No nos sucede sólo en México, en donde vemos que si no estamos de acuerdo con la clase reinante, lo menos que recibiremos son abucheos. Pasa en Estados Unidos que históricamente había sido la tierra prometida de la libertad de expresión. Basta ver la eliminación del programa de Jimmy Kimmel como uno de los ejemplos de represalia de más alto perfil de la gente en el poder. Tras el asesinato del activista conservador Charlie Kirk el programa de comedia salió de la programación. Hay libertad de expresión y luego está el discurso de odio. El problema está al tratar de clasificar qué es una palabra libre y qué es una de desprecio. Y no, la clasificación no se da en función de quién pronuncia estas expresiones.

Lo terrible es que parece que así es. Si Donald Trump, Vladimir Putin, Benjamin Netanyahu, Maduro, López Obrador, Fernández Noroña se expresan con desprecio de sus adversarios es libertad de expresión y si lo hacen los demás es discurso de odio. Por ejemplo, el presidente Trump dijo hace unos días: “Los radicales de la izquierda son el problema. Y son viciosos, y son horribles, y son políticamente inteligentes”. Todos sabemos en qué cajón poner estas actitudes. El señor Kirk tuvo expresiones muy duras que no fueron bien recibidas por muchos sectores de la población en su país y fuera de él.

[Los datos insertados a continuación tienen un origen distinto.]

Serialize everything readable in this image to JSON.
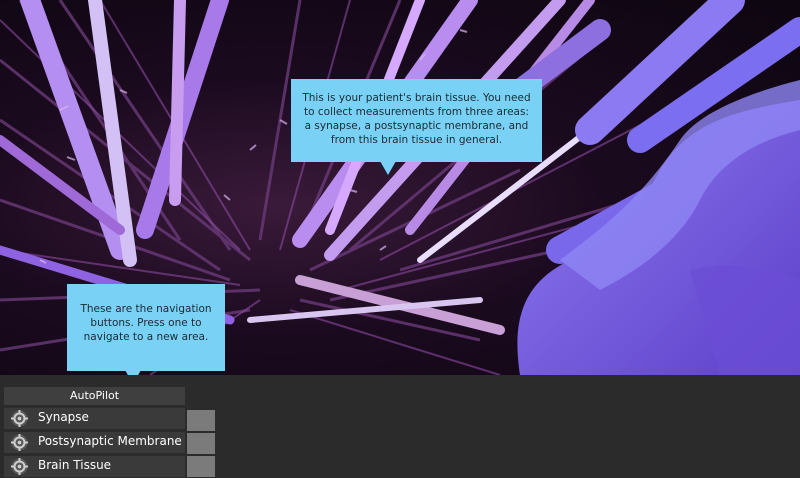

Es difícil discernir y delimitar la libertad de expresión. Durante décadas y décadas, ha quedado muy claro que no se puede prohibir o castigar un discurso porque se considere que su contenido sea odioso. Pero, en donde debemos de encender las luces de alerta es cuando el discurso se pronuncia desde el poder y se compone de palabras vengativas. La fuerza de quien está autorizado a usar violencia de manera legal, es decir, del Estado es inconmensurablemente mayor que la de cualquier partícular. Incluso, cuando ese particular es una institución tan prestigiosa como el periódico The New York Times.

Hay que vigilar y poner atención cuando la administración del Estado intenta convertir la personalidad de los medios de comunicación en eternos aplaudidores. La crítica es necesaria y debe hacerse en libertad y en seguridad. Cuidado con esos vocablos engañosos que se usan para perseguir las libertades que los ciudadanos dan por sentado: su derecho a hablar de otras personas, a decir que la autoridad se equivoca, en fin, a decir lo que les plazca.

Cuando es peligroso expresar nuestra opinión, hemos llegado a un punto en el que el ejercicio del poder parece un intento de imponer algo para lo que no hay un apoyo popular real. Me pregunto si nos estamos dando cuenta o no.